De las relaciones entre la música y la literatura se ha hablado y escrito muchas veces. Basta recordar la novela Doktor Faustus, de Thomas Mann, para entender el significado que ha tenido la música entre los escritores, por no abundar más sobre la relación de Mann con Schoenberg cuando ambos vivían en Los Ángeles en los años de la segunda guerra mundial.
Pero lo que más llama la atención son los casos de desinterés o indiferencia por la música que también se da entre ciertos escritores. Por ejemplo, Jorge Luis Borges no tenía una gran pasión musical. No se le nota en sus escritos. Tampoco Octavio Paz, que parecía un tanto indiferente a la música. En su reciente Una autobiografía soterrada, una poética de su ficción, Sergio Pitol no menciona para nada a los compositores ni la música, pero todo mundo sabe en Jalapa que se la pasa oyendo ópera y que en Praga o en Moscú nunca se perdía una temporada.
Por lo contrario, se sabe de escritores que han sido y siguen siendo muy melómanos: Álvaro Mutis, por ejemplo, lo mismo Gabriel García Márquez. Y otros: Jorge Aguilar Mora, José Agustín, Fernando Vallejo, Margo Glantz, Eduardo Lizalde, Antonio Alatorre, Eugenio Trías.
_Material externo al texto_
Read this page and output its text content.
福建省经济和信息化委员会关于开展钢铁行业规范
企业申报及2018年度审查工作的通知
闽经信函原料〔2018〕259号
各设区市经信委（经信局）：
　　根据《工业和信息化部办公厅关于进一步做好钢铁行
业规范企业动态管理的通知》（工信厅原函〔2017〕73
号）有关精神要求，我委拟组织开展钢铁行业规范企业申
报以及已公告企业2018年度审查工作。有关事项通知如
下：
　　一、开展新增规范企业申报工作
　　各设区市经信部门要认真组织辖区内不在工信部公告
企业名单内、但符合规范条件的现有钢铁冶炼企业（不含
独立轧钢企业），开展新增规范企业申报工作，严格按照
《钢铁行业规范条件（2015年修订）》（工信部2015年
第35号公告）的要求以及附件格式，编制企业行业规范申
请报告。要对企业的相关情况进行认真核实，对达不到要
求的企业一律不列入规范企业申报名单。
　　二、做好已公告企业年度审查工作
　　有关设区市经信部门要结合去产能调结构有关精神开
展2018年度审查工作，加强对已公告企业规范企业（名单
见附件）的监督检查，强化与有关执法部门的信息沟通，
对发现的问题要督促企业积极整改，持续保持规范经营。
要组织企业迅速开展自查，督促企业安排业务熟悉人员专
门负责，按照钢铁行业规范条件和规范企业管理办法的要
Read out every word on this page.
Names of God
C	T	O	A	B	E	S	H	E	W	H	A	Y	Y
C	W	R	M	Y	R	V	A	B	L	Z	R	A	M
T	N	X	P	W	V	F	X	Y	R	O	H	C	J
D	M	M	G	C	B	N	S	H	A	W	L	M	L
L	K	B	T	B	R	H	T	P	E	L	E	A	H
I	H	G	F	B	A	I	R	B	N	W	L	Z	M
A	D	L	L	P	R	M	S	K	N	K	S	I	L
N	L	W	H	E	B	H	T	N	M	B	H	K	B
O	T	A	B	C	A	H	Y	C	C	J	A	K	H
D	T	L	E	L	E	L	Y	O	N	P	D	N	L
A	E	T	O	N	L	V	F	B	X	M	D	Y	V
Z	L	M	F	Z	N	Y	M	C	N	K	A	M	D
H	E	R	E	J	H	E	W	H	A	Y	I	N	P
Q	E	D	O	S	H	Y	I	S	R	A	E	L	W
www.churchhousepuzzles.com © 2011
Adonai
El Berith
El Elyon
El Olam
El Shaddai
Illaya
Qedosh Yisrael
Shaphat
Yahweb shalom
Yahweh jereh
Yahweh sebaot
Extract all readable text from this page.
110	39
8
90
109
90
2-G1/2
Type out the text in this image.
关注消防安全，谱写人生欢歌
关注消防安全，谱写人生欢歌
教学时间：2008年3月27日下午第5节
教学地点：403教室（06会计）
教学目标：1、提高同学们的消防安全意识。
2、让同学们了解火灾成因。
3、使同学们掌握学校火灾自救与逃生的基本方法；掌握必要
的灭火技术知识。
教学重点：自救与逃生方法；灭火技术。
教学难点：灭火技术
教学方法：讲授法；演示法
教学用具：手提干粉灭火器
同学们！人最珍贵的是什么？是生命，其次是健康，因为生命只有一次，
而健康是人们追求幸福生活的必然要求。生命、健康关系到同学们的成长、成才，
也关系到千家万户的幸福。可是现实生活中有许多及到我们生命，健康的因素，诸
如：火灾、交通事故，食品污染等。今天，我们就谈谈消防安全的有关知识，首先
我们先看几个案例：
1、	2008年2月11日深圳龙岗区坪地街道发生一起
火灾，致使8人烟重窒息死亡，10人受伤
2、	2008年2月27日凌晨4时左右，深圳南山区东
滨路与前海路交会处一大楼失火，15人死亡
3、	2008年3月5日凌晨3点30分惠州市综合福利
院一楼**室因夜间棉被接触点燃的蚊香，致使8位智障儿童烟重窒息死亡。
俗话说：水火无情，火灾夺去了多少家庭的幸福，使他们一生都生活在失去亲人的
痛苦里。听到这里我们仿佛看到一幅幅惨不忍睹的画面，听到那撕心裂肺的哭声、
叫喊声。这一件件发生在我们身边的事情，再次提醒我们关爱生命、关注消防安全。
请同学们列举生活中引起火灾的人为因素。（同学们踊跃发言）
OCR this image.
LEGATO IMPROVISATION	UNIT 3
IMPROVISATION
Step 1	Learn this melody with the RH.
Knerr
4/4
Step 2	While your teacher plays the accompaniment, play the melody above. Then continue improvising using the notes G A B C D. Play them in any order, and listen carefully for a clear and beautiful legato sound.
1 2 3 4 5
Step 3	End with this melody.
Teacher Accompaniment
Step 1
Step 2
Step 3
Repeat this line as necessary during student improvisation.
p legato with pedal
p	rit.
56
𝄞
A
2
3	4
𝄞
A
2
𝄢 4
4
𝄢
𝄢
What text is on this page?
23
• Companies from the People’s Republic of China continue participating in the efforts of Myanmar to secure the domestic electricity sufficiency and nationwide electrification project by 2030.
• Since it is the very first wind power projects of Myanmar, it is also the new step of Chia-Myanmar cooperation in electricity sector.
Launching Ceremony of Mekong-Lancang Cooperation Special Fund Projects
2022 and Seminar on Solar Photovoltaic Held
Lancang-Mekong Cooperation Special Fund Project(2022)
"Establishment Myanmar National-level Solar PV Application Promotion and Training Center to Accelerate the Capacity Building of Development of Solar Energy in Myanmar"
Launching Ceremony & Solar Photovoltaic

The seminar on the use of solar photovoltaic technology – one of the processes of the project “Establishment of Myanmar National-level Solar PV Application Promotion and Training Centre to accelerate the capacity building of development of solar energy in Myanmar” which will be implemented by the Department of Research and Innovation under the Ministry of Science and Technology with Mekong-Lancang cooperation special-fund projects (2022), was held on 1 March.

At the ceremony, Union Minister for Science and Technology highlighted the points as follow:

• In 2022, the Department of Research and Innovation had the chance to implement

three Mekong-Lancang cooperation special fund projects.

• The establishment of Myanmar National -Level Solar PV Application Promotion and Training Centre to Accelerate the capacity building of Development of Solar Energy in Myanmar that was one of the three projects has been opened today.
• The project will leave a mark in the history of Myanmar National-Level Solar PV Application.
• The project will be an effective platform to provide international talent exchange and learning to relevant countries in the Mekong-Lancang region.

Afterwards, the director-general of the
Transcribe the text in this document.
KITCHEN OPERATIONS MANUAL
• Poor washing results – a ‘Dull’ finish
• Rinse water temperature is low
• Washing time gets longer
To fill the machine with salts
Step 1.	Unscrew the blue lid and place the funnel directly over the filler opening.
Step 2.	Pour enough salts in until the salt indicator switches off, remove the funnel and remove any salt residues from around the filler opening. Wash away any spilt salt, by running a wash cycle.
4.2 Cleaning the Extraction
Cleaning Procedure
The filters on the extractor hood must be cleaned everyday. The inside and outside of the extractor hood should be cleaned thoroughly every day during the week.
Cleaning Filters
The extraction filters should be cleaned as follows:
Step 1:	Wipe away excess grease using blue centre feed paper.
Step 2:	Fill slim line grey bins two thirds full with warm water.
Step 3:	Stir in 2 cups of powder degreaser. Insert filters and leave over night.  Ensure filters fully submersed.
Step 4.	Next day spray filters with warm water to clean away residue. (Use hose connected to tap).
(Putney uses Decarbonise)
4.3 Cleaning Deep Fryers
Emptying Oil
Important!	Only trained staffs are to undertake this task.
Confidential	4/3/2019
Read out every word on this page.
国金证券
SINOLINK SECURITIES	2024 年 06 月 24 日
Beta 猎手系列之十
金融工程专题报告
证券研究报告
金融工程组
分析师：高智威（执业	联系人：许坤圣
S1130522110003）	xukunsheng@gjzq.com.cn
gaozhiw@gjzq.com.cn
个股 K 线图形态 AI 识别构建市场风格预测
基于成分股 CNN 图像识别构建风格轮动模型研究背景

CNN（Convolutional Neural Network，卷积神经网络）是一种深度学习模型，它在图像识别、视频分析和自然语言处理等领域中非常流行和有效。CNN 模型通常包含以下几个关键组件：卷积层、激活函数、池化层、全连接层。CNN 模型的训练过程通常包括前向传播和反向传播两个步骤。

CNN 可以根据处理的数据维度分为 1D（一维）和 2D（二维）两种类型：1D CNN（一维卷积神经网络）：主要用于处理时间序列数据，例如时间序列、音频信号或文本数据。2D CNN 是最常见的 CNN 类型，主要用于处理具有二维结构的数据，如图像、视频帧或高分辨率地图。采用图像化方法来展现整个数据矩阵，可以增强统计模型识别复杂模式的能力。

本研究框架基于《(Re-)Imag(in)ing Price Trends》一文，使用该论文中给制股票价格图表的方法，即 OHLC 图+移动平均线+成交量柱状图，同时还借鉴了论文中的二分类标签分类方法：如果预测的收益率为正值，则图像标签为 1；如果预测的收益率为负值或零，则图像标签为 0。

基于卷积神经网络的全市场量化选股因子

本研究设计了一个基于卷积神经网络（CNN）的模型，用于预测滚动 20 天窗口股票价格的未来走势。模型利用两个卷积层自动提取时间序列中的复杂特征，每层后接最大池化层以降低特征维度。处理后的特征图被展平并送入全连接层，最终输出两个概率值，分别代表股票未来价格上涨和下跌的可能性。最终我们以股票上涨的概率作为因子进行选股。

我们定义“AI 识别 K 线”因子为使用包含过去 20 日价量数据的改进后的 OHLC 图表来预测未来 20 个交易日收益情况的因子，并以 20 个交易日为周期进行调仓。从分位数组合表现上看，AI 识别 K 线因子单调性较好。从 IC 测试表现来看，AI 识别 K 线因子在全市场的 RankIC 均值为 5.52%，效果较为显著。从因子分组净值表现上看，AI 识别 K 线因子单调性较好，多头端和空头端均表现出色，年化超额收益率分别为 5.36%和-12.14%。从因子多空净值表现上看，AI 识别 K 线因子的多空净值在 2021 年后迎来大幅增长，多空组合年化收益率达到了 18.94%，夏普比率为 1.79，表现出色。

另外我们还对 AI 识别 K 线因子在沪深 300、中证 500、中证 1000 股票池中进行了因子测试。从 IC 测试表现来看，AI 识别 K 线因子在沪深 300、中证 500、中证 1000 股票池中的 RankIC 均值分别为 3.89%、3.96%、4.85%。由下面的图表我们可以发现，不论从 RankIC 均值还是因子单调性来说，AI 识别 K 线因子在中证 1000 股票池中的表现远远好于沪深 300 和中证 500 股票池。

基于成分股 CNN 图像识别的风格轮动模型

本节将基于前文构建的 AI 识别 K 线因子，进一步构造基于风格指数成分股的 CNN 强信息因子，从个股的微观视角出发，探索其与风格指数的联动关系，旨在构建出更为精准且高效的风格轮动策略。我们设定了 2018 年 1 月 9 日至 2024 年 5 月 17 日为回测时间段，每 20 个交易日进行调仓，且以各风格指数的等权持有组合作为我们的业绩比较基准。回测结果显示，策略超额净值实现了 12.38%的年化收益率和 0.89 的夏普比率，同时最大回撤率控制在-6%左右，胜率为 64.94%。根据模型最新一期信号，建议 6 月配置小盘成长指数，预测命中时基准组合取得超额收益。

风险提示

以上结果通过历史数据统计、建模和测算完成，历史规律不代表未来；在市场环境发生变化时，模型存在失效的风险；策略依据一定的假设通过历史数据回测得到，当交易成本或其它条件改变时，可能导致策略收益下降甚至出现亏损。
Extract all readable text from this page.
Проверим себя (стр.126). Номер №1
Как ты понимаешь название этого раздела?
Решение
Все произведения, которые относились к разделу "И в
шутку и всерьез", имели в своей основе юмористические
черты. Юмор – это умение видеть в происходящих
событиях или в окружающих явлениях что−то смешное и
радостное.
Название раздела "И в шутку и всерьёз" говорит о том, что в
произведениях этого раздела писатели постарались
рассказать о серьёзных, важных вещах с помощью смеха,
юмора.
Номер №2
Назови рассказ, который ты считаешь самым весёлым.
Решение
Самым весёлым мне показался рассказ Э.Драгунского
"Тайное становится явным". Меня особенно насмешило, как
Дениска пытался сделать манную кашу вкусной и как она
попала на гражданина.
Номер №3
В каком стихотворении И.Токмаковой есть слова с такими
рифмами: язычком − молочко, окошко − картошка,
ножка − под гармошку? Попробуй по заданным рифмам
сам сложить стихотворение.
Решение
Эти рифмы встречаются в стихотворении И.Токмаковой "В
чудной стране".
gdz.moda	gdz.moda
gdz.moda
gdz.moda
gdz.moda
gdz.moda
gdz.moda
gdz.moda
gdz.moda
Ah, y no se diga nuestro querido Juan Rulfo, que se amanecía hasta las cuatro de la mañana escuchando a Frescobaldi, Orlando de Lassus, Palestrina, Charpentier, Monteverdi, Gabrielli, Gesualdo, Perotinus, y Schultz.
Hace poco Ediciones del Equilibrista le ha hecho justicia a Tomi García Ascot al resucitar editorialmente su libro Con la música por dentro, pues como se sabe el poeta era un enamorado de la música y —en prosa de ensayo y de crítica— le puso letra a su pasión más íntima. Y es que, como dice Joan-Carles Mèlich, sólo hay dos cosas que nos pueden educar o preparar para la muerte: la narración (en el sentido en que Walter Benjamin le da en su ensayo “El narrador”) y la música.
“De todos los artefactos simbólicos que los seres humanos han fabricado para hacer frente a la amenaza de la contingencia, al flujo del tiempo, a la ausencia y a la muerte, podrían destacarse dos de especial relevancia: la narración (oral y/o escrita) y la música.”
El más reciente libro, Nocturnos, de Kazuo Ishiguro contiene cinco cuentos que tienen como contexto la música y en ellos comparecen un guitarrista, un violonchelista y un saxofonista a lo largo de una lectura que podría sentirse literariamente como un concierto de cámara.
Al gran inventor de la neuronarrativa, Oliver Sacks, le preguntaron una vez qué clase de música y a cuáles compositores pondría en su iPod. Aclaró que no tenía iPod, pero que en todo caso pondría la Fantasía en Fa Menor, de Chopin, y el Requiem y la Misa en Do Menor, de Mozart.
También guardaría la ópera Don Giovanni, de Mozart; La consagración de la primavera, de Stravinski; el Concierto en Mi Menor, de Mendelssohn, interpretado por Joshua Bell; La bella molinera, de Schubert, cantada por Dietrich Fischer-Dieskau; las sonatas para piano de Beethoven tocadas por Alfred Brendel; el Alto Rhapsody, de Brahms; la Misa en Si Menor, de Bach; y la Chacona en Do Menor, también de Bach, ejecutada por Yehudi Menuhin.